The more I looked at casync, the more obvious it became that it’s designed for a different use-case (delivering full filesystem images), and, while close, wasn’t quite what I needed.

zsync

zsync approaches the problem a completely different way, by requiring you to use an rsyncable compression format (gzip –rsyncable is suggested), splitting it into chunks and then storing the chunk locations in a separate index file. Unfortunately, it also sends a separate http request for each chunk that it downloads.

Add to that the fact that zsync is unmaintained and somewhat buggy, and I didn’t really feel like it was the best option. I did find out later that OpenSUSE uses zsync for their metadata, but they put all the new records at the end of their metadata files, which reduces the number of ranges (and, therefore, the number of http requests).

zchunk

After looking at the drawbacks of both formats, I decided to create a completely new file format, with one major design difference and one major implementation difference compared to both casync and zsync.

Unlike both casync and zsync, zchunk files are completely self-contained. For zsync, you need the archive and its separate index, while casync requires that each chunk be stored in separate files alongside the index. Casync’s method fit its use-case, and zsync’s method works, given that it’s meant to be a way of extending what you can do with already-created files, though it’s hobbled by the fact that you have to intentionally use special flags to make compressed files that give good deltas.

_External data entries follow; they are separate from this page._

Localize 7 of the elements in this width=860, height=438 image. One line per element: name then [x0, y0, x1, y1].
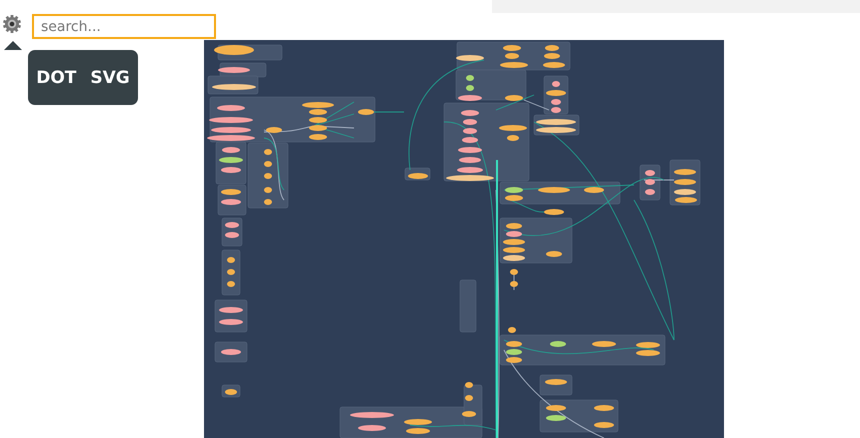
export-button[interactable]: DOT — [34, 66, 78, 90]
export-button[interactable]: SVG — [88, 66, 132, 90]
settings-icon[interactable] — [2, 14, 22, 34]
search-field[interactable]: search... — [32, 14, 216, 39]
cluster-box — [460, 280, 476, 332]
caret-icon — [4, 40, 22, 50]
edge-line — [264, 138, 284, 190]
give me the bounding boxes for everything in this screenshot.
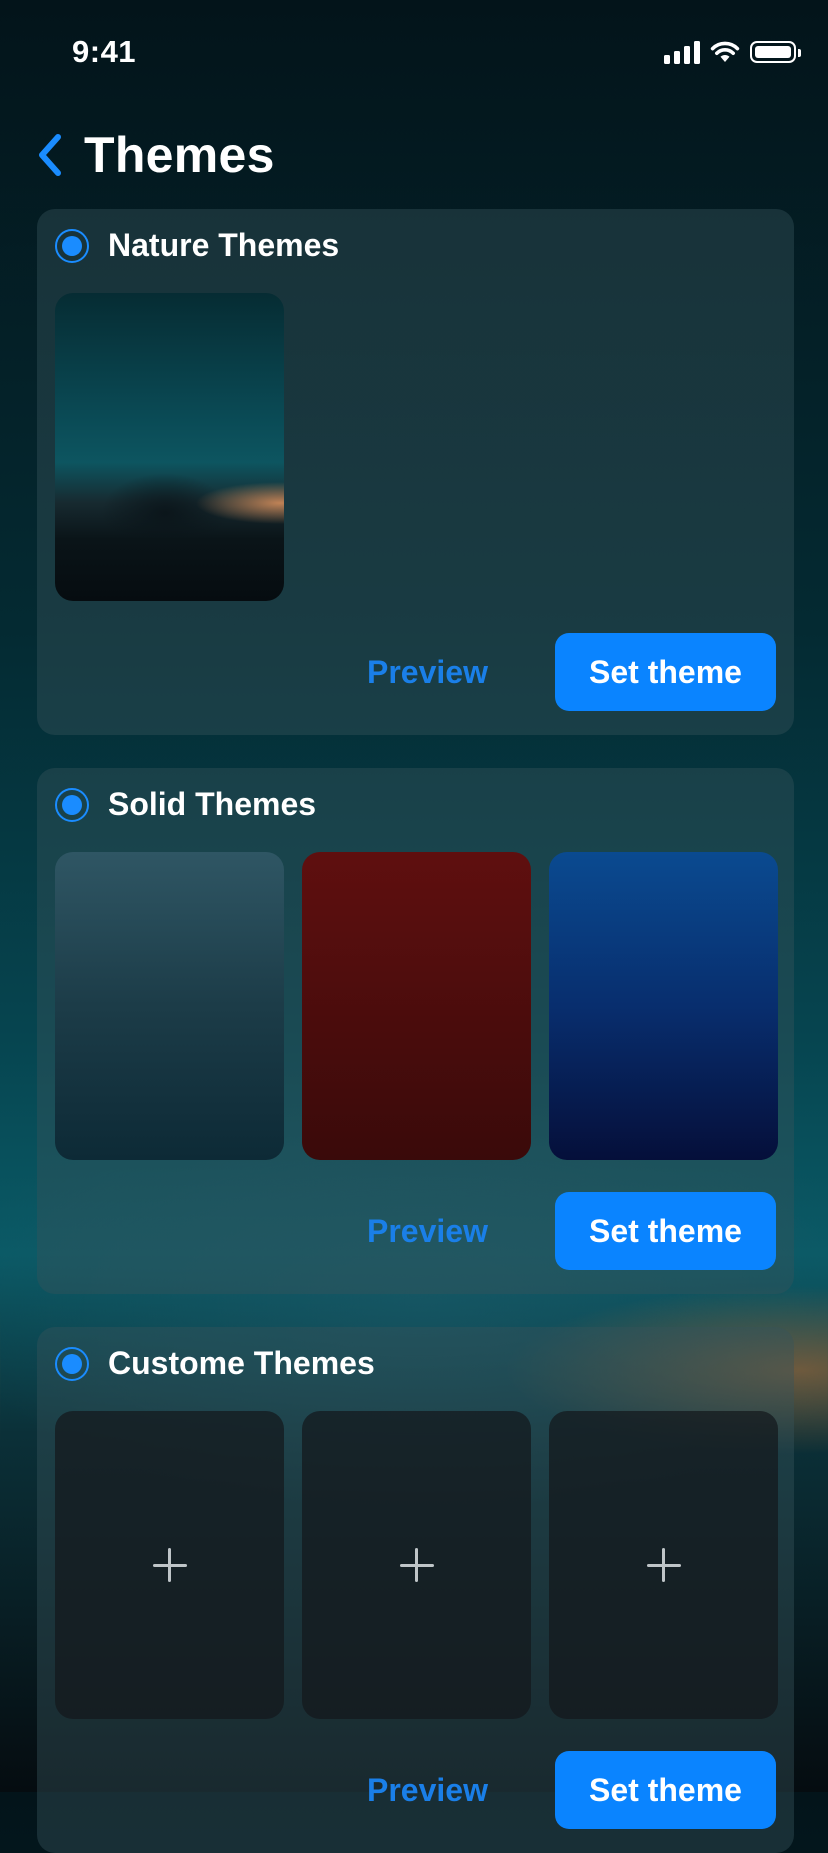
add-custom-theme-slot[interactable]: [549, 1411, 778, 1719]
radio-selected-icon[interactable]: [55, 1346, 89, 1381]
status-icons: [664, 40, 801, 64]
set-theme-button[interactable]: Set theme: [555, 633, 776, 711]
plus-icon: [399, 1548, 434, 1582]
plus-icon: [152, 1548, 187, 1582]
status-time: 9:41: [72, 34, 137, 69]
status-bar: 9:41: [0, 0, 828, 100]
page-title: Themes: [84, 127, 275, 183]
theme-thumbnail-slate[interactable]: [55, 852, 284, 1160]
add-custom-theme-slot[interactable]: [302, 1411, 531, 1719]
section-title: Solid Themes: [108, 786, 317, 822]
theme-section-nature: Nature Themes Preview Set theme: [37, 209, 794, 735]
theme-thumbnails: [55, 1411, 778, 1719]
add-custom-theme-slot[interactable]: [55, 1411, 284, 1719]
nav-header: Themes: [36, 120, 275, 190]
section-title: Custome Themes: [108, 1345, 375, 1381]
section-header[interactable]: Custome Themes: [55, 1345, 375, 1382]
set-theme-button[interactable]: Set theme: [555, 1751, 776, 1829]
section-header[interactable]: Solid Themes: [55, 786, 316, 823]
theme-section-custom: Custome Themes Preview Set theme: [37, 1327, 794, 1853]
theme-thumbnail-red[interactable]: [302, 852, 531, 1160]
radio-selected-icon[interactable]: [55, 787, 89, 822]
set-theme-button[interactable]: Set theme: [555, 1192, 776, 1270]
theme-thumbnail-nature[interactable]: [55, 293, 284, 601]
theme-thumbnails: [55, 293, 284, 601]
section-header[interactable]: Nature Themes: [55, 227, 339, 264]
radio-selected-icon[interactable]: [55, 228, 89, 263]
wifi-icon: [710, 41, 740, 62]
plus-icon: [646, 1548, 681, 1582]
preview-button[interactable]: Preview: [367, 1213, 488, 1250]
theme-thumbnails: [55, 852, 778, 1160]
cellular-signal-icon: [664, 40, 700, 64]
preview-button[interactable]: Preview: [367, 654, 488, 691]
theme-thumbnail-blue[interactable]: [549, 852, 778, 1160]
preview-button[interactable]: Preview: [367, 1772, 488, 1809]
section-title: Nature Themes: [108, 227, 340, 263]
battery-icon: [750, 41, 801, 63]
theme-section-solid: Solid Themes Preview Set theme: [37, 768, 794, 1294]
chevron-left-icon[interactable]: [36, 128, 74, 182]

The downside of having a separate index is that you have to make sure the index stays with the file it’s pointing to, and, since we’re creating a new format, there wasn’t much point in keeping the index separate.

The implementation difference is the ability that zchunk has to combine range requests into one http request, a rarely used http feature that is part of the spec. Zsync could theoretically add this feature, but casync can’t because it downloads separate files.

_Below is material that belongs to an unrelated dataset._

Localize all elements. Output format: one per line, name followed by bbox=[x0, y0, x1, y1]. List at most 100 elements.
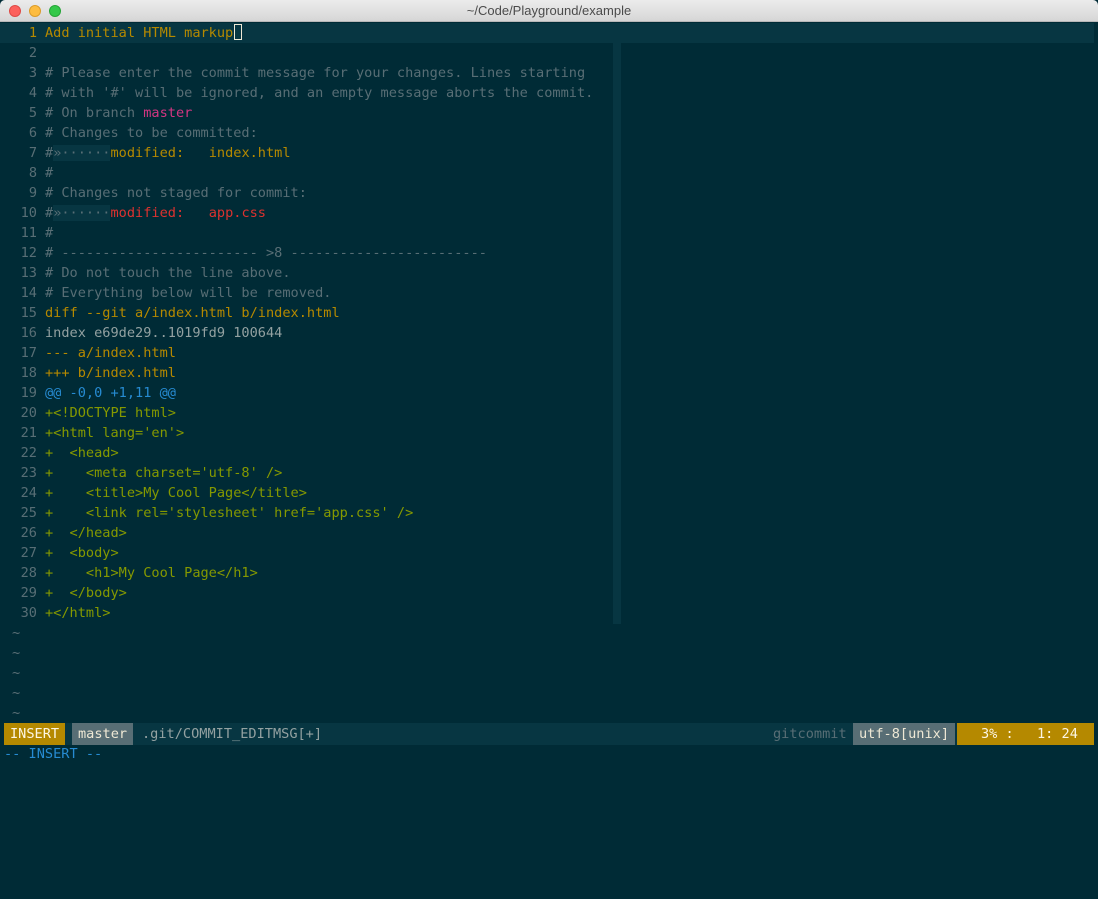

Zchunk will automatically combine its range requests into the largest number that the server will handle (the nginx default is 256 range requests in a single http request, while Apache’s default is to support unlimited range requests), send them as one http request, and then split the response into the correct chunks.

The zchunk format is also designed to store optional GPG keys, so zchunk files will be able to be signed and verified without needing to store the signature in a separate file.

What still needs work in zchunk

The C API for downloading needs to be finalized. I’m leaning towards not actually providing an API for downloading, but rather providing functions to generate the range requests and providing a callback that re-assembles the downloaded data into the correct chunks
Full test cases need to be written
GPG signature integration needs to be written
Python extensions need to be written

What’s needed to get zchunk-enabled Fedora repositories

I’ve written patches for createrepo_c that allow it to generate zchunk metadata, but it needs some work to make sure there are test cases for all the code
I’ve written a patch for libsolv that allows it to read zchunk files, but I still need to submit it for review
I’ve started on the work to get librepo to download zchunk metadata, but I’m not finished yet.

Comments

Luke Hutchison
Tuesday, Jul 3, 2018

Jonathan: Do the chunks have fixed size? If not, is there some sort of “diff” functionality that can be used to align chunk boundaries between a previous and a new version of a file, so that the minimal number of chunks are changed if bytes are inserted or removed somewhere in the middle of the uncompressed file?

Jonathan Dieter
Tuesday, Jul 3, 2018

The chunks do not have a fixed size, but can either be manually ended if you have a format that has natural chunking locations (when chunking the Fedora repository metadata, we create a new chunk after writing each “package” tag), or automatically using the buzhash algorithm. Buzhash basically checks whether a checksum of the last n bytes matches a number, and, if it does, ends the chunk. Adding and removing bytes will only affect the one chunk that was changed.